Britain is under threat from a rising tide of "militant secularisation", a cabinet minister has warned.
Conservative co-chairwoman Baroness Warsi will say during an official visit to the Vatican that religion must be given a greater role in public life.
She warns in the Daily Telegraph that religion is being sidelined and will highlight the issue in a speech later.
Her visit marks the 30th anniversary of the re-establishment of full diplomatic ties between Britain and the Vatican.
The Tory peer will use her speech - the first to the Pontifical Ecclesiastical Academy by an outside minister - to call for Europe to become more "confident in its Christianity".
"In order to encourage social harmony, people need to feel stronger in their religious identities, more confident in their beliefs," she is due to say.
"In practice this means individuals not diluting their faiths and nations not denying their religious heritages.
"If you take this thought to its conclusion then the idea you're left with is this: Europe needs to become more confident in its Christianity."
Faith schoolsBaroness Warsi said examples of a "militant secularisation" taking hold of society included when signs of religion cannot be displayed or worn in government buildings, and when states will not fund faith schools.
Her comments come days after the High Court ruled that a Devon town council acted unlawfully by allowing prayers to be said at meetings.
And - as the BBC's religious affairs correspondent Robert Pigott reports - the Church of England could soon lose its traditional role as the provider of the chief chaplain to the Prison Service.
The Ministry of Justice has confirmed it is "considering arrangements" for appointing a new Chaplain-General - but the job might not go to an Anglican.
Our correspondent says the move may be seen by some Anglicans as the latest sign of the reduced influence of the "established" Church of England in public affairs.
The speech by Lady Warsi, Britain's first female Muslim Cabinet minister, will also compare the intolerance of religion with totalitarian regimes.
BBC political correspondent Louise Stewart said it was not the first time a senior Conservative had called for a revival of traditional Christian values.
"Last December, Prime Minister David Cameron said the UK was a Christian country and 'should not be afraid to say so'," she said.

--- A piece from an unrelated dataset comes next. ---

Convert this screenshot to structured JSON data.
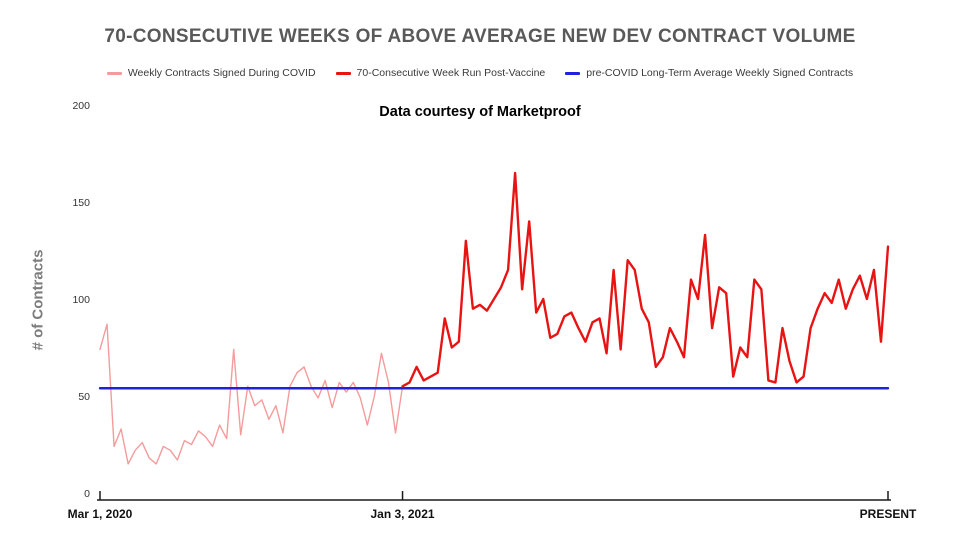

Lady Warsi's two-day delegation of seven British ministers to the Holy See will include an audience with Pope Benedict XVI, who visited the UK in 2010.
Meanwhile, new research suggests Britons who declare themselves Christian display low levels of belief and practice.

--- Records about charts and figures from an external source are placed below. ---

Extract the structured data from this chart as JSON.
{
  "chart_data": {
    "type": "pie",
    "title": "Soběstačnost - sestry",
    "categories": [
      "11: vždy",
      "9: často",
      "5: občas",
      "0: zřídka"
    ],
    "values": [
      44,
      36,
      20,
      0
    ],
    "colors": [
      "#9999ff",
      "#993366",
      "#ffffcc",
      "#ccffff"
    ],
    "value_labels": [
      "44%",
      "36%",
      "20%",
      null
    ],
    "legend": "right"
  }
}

Almost three quarters of the 1,136 people polled by Ipsos Mori agreed that religion should not influence public policy, and 92% agreed the law should apply to everyone equally, regardless of their personal beliefs.
It also found that 61% of Christians agreed homosexuals should have the same legal rights in all aspects of their lives as heterosexuals.
And a further 62% were in favour of a woman's right to have an abortion within the legal time limit.
The survey was conducted for the Richard Dawkins Foundation for Reason and Science (UK), which describes itself as promoting "scientific education, rationalism and humanism".